Extensive clinical studies have been done with this adjuvants and data shows vaccine to be well tolerated and safe both in men and women. Dose response data indicates humoral immune response at all doses while cellular immune response at high doses. Currently using this adjuvant influenza trivalent split virion vaccine and hepatitis C virus vaccine are undergoing phase II studies.

Reactogenicity and adverse reactions of Vaccines

Reactogenicity or mild side effects are associated with live attenuated and inactivated vaccines. Live attenuated vaccines like small pox and measles vaccines involves replication of altered organism to stimulate an immune response, the build up of micro organism causes minor form of disease in host for which vaccine is given. Vaccines from killed micro organism causes local redness, pain and swelling at the site of injection and some mild systemic reactions such as transient fever, irritability, anorexia, headache, and general malaise. But these reactions are mild, for short duration and can be easily controlled.

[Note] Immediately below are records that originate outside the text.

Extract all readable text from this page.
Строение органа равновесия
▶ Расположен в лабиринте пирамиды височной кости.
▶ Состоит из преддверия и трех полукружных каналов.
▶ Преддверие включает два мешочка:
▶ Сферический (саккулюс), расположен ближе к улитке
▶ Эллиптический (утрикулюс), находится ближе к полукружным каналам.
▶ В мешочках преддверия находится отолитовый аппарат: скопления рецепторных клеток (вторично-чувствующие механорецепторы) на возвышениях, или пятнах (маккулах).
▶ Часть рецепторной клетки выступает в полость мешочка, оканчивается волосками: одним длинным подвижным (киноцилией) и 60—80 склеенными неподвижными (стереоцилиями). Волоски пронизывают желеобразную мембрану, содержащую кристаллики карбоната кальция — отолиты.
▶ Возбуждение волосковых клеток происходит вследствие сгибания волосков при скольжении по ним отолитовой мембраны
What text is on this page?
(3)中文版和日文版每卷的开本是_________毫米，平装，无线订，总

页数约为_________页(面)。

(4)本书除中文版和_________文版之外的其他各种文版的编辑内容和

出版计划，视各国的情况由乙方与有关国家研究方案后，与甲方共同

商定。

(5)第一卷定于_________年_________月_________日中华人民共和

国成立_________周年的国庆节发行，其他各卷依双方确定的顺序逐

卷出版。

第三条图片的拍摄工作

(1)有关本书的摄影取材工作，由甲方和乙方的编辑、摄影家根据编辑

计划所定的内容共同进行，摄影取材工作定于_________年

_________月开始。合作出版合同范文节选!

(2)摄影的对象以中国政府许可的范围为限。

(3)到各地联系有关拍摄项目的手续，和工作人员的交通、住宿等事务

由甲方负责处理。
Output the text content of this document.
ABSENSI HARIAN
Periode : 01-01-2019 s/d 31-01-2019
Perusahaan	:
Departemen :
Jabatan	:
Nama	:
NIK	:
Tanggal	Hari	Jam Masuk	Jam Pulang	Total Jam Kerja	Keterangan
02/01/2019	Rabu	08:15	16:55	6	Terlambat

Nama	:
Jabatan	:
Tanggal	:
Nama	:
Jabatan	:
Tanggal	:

Mild side effects arise because vaccines cause immune response like inflammation and cytokine stimulation. Reactogenicity limits the use of vaccines in immunocompromised patients where risk to benefit ratio is low.

Conclusion

Vaccines have potential usefulness beyond communicable diseases, such as anticancer vaccines, birth control vaccines, and vaccines aimed at lowering immune responses, such as in autoimmunity or allergy.

References

Wang, J.Y. and Roehrl, M.H. (2005).Anthrax vaccine design: strategies to achieve comprehensive protection against spore, bacillus, and toxin. Medical Immunology. 4:4

Montefiori, D., Sattentau, Q., Flores, F., Esparza, J. and Mascola, J. (2007).Antibody-Based HIV-1 Vaccines: Recent Developments and Future Directions. PLoS Medicine. 4:12

Kuby, J. (). Immunology.

Paul, W.E. (2008).Fundamental Immunology. 6th Ed.

Rappuoli, R. and Bagnoli,F. (2011). Vaccine Design: Innovative Approaches and Novel Strategies

Rice, J., Ottensmeier, C.H. & Stevenson, F.K. (2008). DNA vaccines: precision tools for activating effective immunity against cancer. Nature Reviews Cancer 8, 108-120

Garmory, H.S., Brown, K.A. and Titball, R.W. (2003). DNA vaccines: improving the expression of antigens. Genetic Vaccines and Therapy. 1:2

International Aids Vaccine initiative.

The College of Physicians of Philadelphia. (2010).New Discovery May Advance HIV Vaccine Design.